Brain & Spinal Tumors
Brain and spinal tumors are clumps of abnormal cells in your brain or spinal cord that have grown wildly. Some of these tumors are malignant (cancerous) and can spread throughout the body. Others are benign (noncancerous), and these can press against or destroy normal brain tissue. Many benign tumors in the brain and spinal cord have many blood vessels (vascular), which makes them difficult or dangerous to remove surgically. If you have a vascular tumor, you often need a multidisciplinary team of specialists for treatment.
Some head and neck tumors are located close to major blood vessels such as the carotid artery. In those cases, it becomes more complicated to plan a safe surgery to remove the tumor. Balloon occlusion testing enables us to see if we can safely close off an artery before surgery. Closing off the artery will shut off the blood flow during surgery, avoiding hemorrhage. However, closing off the artery can also cause stroke.
At Mount Sinai, we use balloon occlusion testing to determine whether other arteries supplying blood to the brain can take over if we close a particular artery. We start by performing an angiogram, an X-ray that uses contrast dye to highlight certain parts of the body. Then we inflate a balloon inside the vessel, temporarily blocking its blood flow. This helps us see whether the other arteries are able to compensate for the blocked artery so we can plan the safest surgery for you.

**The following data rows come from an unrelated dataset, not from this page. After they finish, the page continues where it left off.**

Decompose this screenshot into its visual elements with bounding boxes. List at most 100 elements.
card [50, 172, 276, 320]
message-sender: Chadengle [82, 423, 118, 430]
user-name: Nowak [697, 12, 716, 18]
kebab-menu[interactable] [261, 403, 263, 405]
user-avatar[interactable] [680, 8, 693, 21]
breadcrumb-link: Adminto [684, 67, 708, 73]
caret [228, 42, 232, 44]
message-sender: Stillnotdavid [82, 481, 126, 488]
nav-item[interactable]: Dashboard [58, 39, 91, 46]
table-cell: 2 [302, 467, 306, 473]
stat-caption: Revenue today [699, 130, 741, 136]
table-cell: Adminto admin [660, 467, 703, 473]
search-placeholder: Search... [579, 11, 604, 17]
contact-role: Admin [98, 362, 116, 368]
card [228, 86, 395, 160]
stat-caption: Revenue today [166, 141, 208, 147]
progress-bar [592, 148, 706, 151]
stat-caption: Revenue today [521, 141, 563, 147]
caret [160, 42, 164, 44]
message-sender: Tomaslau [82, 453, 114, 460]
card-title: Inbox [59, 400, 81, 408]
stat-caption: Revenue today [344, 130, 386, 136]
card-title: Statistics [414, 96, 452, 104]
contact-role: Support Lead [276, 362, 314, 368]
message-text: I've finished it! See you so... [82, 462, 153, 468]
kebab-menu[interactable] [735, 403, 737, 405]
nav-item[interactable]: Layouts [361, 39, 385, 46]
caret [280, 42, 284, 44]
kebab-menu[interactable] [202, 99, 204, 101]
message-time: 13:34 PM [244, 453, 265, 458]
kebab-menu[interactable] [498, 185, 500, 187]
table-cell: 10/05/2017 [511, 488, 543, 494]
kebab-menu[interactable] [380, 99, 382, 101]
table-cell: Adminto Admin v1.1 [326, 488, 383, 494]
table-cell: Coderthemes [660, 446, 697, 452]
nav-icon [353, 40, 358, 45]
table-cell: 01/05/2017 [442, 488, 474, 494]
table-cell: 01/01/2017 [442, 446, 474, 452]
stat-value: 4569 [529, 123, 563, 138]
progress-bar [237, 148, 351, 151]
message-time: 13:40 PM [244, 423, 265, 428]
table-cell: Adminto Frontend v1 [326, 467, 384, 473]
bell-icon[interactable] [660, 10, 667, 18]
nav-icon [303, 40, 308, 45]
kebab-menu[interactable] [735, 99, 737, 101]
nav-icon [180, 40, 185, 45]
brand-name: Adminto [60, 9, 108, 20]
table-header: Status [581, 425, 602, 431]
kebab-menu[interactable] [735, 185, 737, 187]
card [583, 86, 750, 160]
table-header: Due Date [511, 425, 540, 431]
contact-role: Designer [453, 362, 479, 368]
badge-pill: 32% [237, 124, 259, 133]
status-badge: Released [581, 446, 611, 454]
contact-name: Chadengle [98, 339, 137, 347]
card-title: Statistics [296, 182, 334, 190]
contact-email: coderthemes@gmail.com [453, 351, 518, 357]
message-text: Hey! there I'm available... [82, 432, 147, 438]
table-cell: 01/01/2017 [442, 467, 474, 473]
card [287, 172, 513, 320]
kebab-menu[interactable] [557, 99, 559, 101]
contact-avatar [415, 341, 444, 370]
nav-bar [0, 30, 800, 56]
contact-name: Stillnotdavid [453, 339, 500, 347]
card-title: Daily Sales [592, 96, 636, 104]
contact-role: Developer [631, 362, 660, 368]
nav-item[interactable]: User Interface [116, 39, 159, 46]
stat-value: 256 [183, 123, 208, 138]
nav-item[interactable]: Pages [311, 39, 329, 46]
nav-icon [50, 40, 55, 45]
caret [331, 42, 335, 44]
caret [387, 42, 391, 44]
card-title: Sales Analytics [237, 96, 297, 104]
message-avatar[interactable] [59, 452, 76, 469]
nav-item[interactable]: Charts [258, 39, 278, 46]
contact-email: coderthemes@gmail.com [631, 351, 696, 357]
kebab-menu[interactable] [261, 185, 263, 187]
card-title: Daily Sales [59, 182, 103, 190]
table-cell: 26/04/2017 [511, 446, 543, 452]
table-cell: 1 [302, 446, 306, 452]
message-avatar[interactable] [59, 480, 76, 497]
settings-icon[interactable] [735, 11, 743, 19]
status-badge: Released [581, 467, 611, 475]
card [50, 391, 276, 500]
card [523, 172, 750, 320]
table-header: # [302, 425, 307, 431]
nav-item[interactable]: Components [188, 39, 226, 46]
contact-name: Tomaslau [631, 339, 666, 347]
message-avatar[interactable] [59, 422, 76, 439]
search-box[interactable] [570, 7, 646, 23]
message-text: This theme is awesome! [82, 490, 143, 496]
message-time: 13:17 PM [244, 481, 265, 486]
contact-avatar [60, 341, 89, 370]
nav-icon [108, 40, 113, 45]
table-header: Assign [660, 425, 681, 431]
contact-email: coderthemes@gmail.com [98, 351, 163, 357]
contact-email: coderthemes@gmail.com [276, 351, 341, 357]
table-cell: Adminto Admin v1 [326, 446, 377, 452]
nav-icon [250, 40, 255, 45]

At Mount Sinai, we typically use one of two techniques to treat brain and spinal tumors:
Endovascular embolization helps us shrink a tumor and decrease its blood supply. To close (embolize) a blood vessel, we insert a catheter and thread it to the targeted blood vessel. Once the catheter is in place, we use the catheter to deliver coils, balloons, stents, or “glues” to close up the vessel. By closing the blood vessel, we can more safely and successfully surgically remove the tumor. In cases where we cannot remove the tumor, endovascular embolization can help by reducing pain or other symptoms caused by the tumor.
Infusion therapy involves delivering cancer-fighting medication (chemotherapy) directly to the site of the tumor. Historically, we have provided chemotherapy through a pill or by injecting it into the bloodstream. By bringing chemotherapy directly to the tumor, we can decrease the side effects while providing a higher dose of chemotherapy to the tumor.